There are (at least) two places where trouble could then arise. First, the superintelligent search process might find a solution that is not just unexpected but radically unintended. This could lead to a failure of one of the types discussed previously (“perverse instantiation,” “infrastructure profusion,” or “mind crime”). It is most obvious how this could happen in the case of a sovereign or a genie, which directly implements the solution it has found. If making molecular smiley faces or transforming the planet into paperclips is the first idea that the superintelligence discovers that meets the solution criterion, then smiley faces or paperclips we get.
14
But even an oracle, which—if all else goes well—merely
reports
the solution, could become a cause of perverse instantiation. The user asks the oracle for a plan to achieve a certain outcome, or for a technology to serve a certain function; and when the user follows the plan or constructs the technology, a perverse instantiation can ensue, just as if the AI had implemented the solution itself.
15
A second place where trouble could arise is in the course of the software’s operation. If the methods that the software uses to search for a solution are sufficiently sophisticated, they may include provisions for managing the search process itself in an intelligent manner. In this case, the machine running the software may begin to seem less like a mere tool and more like an agent. Thus, the software may start by developing a plan for how to go about its search for a solution. The plan may specify which areas to explore first and with what methods, what data to gather, and how to make best use of available computational resources. In searching for a plan that satisfies the software’s internal criterion (such as yielding a sufficiently high probability of finding a solution satisfying the user-specified criterion within the allotted time), the software may stumble on an unorthodox idea. For instance, it might generate a plan that begins with the acquisition of additional computational resources and the elimination of potential interrupters (such as human beings). Such “creative” plans come into view when the software’s cognitive abilities reach a sufficiently high level. When the software puts such a plan into action, an existential catastrophe may ensue.
As the examples in
Box 9
illustrate, open-ended search processes sometimes evince strange and unexpected non-anthropocentric solutions even in their currently limited forms.
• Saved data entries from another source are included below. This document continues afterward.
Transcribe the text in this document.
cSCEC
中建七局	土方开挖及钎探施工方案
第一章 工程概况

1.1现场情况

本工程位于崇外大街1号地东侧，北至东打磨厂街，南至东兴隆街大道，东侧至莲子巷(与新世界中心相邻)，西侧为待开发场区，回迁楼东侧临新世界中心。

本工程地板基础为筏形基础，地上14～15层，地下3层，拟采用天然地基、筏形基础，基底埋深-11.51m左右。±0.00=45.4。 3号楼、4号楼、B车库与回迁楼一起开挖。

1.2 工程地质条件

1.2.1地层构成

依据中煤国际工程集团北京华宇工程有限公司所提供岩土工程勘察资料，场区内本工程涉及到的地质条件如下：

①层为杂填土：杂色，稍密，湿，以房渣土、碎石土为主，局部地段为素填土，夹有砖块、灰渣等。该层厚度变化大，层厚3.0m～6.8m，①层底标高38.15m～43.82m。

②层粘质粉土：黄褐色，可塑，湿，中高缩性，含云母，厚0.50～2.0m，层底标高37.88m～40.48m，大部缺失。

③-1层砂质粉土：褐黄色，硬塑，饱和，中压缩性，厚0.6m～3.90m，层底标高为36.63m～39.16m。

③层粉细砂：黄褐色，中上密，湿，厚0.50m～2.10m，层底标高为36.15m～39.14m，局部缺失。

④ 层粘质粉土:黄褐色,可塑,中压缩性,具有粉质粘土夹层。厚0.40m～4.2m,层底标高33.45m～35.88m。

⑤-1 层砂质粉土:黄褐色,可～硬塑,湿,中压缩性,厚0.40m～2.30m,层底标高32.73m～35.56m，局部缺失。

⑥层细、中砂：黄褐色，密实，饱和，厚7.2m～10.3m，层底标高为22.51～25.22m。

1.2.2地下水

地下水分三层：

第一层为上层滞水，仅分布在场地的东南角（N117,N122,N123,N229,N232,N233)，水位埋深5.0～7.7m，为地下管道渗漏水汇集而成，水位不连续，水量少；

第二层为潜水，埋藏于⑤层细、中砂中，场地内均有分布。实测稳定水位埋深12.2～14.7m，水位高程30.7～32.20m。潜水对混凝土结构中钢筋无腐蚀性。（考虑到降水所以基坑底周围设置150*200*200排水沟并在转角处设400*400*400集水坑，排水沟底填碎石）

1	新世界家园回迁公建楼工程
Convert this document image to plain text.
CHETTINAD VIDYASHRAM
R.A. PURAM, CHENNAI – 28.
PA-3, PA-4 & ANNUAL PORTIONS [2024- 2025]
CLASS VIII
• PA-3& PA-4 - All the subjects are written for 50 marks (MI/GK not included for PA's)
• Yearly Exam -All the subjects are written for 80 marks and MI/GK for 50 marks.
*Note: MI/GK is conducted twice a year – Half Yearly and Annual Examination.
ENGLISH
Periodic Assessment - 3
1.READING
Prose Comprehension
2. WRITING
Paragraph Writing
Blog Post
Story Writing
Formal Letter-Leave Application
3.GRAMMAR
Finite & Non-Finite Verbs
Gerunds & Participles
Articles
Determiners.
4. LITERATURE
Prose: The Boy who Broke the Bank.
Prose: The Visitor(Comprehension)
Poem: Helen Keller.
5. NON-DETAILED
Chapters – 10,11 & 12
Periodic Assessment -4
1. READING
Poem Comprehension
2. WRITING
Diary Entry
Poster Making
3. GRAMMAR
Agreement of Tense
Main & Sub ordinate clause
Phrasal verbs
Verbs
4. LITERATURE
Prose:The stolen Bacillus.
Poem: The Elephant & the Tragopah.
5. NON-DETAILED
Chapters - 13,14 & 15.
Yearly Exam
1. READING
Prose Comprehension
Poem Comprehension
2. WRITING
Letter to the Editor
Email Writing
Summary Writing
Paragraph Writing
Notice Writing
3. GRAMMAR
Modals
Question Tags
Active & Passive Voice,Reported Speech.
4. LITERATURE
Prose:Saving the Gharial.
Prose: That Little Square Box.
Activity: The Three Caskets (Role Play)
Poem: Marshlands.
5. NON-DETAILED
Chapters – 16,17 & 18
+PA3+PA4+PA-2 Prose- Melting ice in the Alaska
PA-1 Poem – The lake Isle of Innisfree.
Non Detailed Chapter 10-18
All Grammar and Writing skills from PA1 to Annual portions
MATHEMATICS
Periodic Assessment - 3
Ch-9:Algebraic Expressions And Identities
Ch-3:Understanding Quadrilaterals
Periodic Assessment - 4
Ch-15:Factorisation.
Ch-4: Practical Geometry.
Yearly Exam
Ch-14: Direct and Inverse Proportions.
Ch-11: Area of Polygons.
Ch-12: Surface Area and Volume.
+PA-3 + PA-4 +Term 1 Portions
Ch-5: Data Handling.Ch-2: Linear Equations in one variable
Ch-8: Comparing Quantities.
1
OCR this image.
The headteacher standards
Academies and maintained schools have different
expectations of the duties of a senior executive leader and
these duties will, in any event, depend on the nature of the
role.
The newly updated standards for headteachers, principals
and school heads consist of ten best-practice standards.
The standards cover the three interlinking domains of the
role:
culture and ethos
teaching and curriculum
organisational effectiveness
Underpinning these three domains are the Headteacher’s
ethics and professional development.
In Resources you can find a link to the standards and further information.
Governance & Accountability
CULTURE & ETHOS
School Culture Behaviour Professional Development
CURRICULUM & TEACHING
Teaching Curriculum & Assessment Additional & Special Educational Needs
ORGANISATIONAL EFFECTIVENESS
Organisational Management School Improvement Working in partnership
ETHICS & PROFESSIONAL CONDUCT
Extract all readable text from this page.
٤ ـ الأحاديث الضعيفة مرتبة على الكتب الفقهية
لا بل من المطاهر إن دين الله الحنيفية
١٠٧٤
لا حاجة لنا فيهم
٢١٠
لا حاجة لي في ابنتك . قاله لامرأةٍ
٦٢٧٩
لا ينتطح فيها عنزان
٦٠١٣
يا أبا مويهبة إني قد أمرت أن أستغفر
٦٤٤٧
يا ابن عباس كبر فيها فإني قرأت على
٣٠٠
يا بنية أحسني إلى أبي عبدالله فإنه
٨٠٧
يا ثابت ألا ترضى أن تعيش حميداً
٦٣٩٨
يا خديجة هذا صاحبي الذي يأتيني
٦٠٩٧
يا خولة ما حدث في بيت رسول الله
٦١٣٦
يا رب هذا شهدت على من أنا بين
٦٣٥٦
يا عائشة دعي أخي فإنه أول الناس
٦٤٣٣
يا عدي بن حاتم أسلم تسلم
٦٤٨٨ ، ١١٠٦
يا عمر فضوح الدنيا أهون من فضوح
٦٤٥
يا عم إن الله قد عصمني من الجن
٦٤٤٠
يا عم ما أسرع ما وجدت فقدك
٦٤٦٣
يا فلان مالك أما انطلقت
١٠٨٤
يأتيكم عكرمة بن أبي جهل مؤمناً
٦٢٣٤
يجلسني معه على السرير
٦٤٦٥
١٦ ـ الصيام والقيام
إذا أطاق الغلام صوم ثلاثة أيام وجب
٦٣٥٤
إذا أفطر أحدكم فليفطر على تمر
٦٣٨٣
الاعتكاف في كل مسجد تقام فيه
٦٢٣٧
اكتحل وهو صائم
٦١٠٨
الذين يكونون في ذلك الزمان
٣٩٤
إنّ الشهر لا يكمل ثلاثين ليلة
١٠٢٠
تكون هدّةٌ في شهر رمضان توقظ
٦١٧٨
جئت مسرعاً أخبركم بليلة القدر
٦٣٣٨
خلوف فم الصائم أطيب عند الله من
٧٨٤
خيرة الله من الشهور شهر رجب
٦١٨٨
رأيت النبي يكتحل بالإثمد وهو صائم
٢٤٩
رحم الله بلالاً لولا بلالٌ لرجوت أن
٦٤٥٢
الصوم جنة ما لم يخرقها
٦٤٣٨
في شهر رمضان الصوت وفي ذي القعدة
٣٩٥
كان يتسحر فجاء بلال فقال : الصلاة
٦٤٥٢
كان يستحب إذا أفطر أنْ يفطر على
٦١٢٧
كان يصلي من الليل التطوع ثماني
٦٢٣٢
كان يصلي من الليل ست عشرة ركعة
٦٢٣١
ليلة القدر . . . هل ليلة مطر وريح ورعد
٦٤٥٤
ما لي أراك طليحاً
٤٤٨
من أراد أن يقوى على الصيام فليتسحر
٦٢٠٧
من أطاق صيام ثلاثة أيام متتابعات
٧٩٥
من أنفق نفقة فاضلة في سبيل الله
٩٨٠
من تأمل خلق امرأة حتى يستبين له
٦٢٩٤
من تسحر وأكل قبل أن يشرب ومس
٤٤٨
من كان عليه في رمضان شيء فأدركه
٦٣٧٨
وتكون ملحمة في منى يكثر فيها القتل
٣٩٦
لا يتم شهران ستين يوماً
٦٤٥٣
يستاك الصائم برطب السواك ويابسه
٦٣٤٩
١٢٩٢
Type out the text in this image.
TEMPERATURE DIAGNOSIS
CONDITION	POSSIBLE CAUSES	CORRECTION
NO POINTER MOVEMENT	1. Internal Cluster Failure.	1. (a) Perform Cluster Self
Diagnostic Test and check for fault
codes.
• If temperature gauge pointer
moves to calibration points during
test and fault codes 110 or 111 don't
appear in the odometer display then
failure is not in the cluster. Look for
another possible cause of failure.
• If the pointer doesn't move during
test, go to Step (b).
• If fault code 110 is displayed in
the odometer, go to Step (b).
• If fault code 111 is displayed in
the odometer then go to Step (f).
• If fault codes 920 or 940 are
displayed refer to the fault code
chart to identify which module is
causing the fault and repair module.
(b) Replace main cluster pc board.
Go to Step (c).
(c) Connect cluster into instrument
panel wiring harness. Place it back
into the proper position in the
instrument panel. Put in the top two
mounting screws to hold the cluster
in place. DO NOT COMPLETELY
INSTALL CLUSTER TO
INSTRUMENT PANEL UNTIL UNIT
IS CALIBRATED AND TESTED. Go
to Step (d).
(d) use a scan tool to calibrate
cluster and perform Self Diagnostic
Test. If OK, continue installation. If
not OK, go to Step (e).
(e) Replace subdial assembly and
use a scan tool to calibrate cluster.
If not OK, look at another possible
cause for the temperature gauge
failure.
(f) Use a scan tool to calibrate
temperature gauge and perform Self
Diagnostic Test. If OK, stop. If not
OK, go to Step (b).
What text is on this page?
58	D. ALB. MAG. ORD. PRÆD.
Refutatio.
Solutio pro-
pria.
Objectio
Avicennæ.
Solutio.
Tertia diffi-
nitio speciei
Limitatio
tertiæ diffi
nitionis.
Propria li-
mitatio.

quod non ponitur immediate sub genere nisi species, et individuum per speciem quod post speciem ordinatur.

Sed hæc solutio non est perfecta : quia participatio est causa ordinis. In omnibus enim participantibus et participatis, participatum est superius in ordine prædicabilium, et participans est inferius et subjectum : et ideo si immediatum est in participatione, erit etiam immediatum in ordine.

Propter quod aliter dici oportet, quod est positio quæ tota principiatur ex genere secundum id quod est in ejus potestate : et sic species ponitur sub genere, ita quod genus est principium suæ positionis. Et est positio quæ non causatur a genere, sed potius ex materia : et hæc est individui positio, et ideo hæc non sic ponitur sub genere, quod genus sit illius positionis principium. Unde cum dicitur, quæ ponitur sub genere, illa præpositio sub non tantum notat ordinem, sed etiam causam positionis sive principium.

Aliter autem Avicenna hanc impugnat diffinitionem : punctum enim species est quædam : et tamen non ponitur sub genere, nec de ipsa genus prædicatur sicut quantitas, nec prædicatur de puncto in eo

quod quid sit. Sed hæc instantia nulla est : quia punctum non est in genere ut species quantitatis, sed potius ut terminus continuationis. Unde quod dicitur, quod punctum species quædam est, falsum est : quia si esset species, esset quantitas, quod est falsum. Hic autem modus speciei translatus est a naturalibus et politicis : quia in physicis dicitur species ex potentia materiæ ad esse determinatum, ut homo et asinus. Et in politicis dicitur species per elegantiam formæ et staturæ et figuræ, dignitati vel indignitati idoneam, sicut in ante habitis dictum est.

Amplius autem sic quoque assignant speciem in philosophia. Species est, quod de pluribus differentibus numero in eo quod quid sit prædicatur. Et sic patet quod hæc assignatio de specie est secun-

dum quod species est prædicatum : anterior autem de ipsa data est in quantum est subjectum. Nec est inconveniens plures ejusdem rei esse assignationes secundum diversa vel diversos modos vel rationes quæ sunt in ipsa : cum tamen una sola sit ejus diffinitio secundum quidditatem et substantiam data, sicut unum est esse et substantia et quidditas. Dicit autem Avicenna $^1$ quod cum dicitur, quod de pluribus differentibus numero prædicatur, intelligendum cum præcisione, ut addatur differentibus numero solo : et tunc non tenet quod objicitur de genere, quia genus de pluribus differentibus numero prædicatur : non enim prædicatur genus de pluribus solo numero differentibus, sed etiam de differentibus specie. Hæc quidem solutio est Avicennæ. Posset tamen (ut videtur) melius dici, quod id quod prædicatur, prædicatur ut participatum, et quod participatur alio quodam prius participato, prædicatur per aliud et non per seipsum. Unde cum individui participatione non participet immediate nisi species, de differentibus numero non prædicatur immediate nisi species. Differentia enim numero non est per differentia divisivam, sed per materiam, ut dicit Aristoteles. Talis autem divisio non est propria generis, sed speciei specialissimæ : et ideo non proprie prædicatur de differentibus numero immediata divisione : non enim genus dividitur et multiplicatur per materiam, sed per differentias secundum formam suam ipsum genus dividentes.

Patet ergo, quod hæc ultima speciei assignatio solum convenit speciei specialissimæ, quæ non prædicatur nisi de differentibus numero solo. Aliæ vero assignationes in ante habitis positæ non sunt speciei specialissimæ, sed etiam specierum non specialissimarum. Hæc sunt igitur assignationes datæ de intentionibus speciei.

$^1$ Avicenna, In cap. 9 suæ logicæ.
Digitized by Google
Present-day search processes are not hazardous because they are too weak to discover the kind of plan that could enable a program to take over the world. Such a plan would include extremely difficult steps, such as the invention of a new weapons technology several generations ahead of the state of the art or the execution of a propaganda campaign far more effective than any communication devised by human spin doctors. To have a chance of even
conceiving
of such ideas, let alone developing them in a way that would actually work, a machine would probably need the capacity to represent the world in a way that is at least as rich and realistic as the world model possessed by a normal human adult (though
a lack of awareness in some areas might possibly be compensated for by extra skill in others). This is far beyond the reach of contemporary AI. And because of the combinatorial explosion, which generally defeats attempts to solve complicated planning problems with brute-force methods (as we saw in
Chapter 1
), the shortcomings of known algorithms cannot realistically be overcome simply by pouring on more computing power.
21
However, once the search or planning processes become powerful enough, they also become potentially dangerous.